Queensland Motorways operates the 62 kilometre Gateway, Gateway Extension and Logan motorway network under a 40-year tolling concession with the state government until 2051. It was always seen as the frontrunner to buy Clem7 given the synergies it could capitalise on.

Given the tunnel cost $3 billion to build, Queensland Motorways seems to have got itself a pretty good deal, though driver traffic has long fallen short of what was predicted.

The transaction is expected to be finalised in three to four months

Wrapping up

Perpetual has edged closer to gaining full control of The Trust Company after receiving regulatory consent in New Zealand. The news means that Perpetual now has approval in all three relevant markets of Singapore, Australia and New Zealand. The next step is a scheme meeting slated for late November where shareholders will vote on the $250 million proposal.

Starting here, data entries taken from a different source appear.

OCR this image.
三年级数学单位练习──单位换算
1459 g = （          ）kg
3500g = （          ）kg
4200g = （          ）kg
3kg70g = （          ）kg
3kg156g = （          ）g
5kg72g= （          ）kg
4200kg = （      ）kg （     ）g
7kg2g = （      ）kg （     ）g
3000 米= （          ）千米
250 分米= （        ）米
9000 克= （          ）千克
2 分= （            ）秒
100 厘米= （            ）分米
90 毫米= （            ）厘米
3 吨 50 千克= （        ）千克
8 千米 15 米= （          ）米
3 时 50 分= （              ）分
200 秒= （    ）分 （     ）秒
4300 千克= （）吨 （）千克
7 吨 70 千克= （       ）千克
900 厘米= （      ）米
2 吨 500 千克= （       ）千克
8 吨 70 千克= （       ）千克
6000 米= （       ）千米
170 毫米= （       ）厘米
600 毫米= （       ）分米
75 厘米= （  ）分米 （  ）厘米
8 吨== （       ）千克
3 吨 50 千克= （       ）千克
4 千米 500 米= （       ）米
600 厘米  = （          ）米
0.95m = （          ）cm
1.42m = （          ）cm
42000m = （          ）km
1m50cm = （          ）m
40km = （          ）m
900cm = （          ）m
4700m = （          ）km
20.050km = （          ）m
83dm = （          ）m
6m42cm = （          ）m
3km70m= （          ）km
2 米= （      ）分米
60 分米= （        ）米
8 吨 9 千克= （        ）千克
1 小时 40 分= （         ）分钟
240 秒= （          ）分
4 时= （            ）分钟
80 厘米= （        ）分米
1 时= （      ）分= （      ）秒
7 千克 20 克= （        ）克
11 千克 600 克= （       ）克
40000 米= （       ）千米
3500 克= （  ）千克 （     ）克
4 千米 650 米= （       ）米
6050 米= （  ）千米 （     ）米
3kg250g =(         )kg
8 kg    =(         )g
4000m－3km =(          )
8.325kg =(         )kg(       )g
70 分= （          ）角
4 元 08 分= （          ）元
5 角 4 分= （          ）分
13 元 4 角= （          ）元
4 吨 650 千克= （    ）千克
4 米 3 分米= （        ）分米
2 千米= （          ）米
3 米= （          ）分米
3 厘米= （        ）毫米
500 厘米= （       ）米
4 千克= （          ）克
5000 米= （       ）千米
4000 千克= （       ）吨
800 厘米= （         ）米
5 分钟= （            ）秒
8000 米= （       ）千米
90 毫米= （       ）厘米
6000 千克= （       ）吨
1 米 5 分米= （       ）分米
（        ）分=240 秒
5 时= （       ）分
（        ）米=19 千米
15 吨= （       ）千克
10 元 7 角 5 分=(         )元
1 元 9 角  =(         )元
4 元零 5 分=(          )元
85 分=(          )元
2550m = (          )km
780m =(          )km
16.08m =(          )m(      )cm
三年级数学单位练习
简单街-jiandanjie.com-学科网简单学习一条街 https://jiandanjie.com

Moving to resources, and the independent directors of Queensland-based Inova Resources – formerly Ivanhoe Australia – have backed a 22 cents-a-share bid for the company by China’s Shangxi Donghui. The bid was made back in August when the company’s shares were trading at 17 cents. The company’s stock last traded at 21 cents.

Sticking with the resources sector, and receivers have extended the deadline for bids on Nathan Tinkler’s Aston Metals after interest swelled over the past week. Suitors now have until October 11.

And finally, HP has been cut from the race for a $700 million contract with the Defence department to consolidate 200 data centres into just 10. The news leaves IBM and Lockheed Martin to go head-to-head, according to the AFR.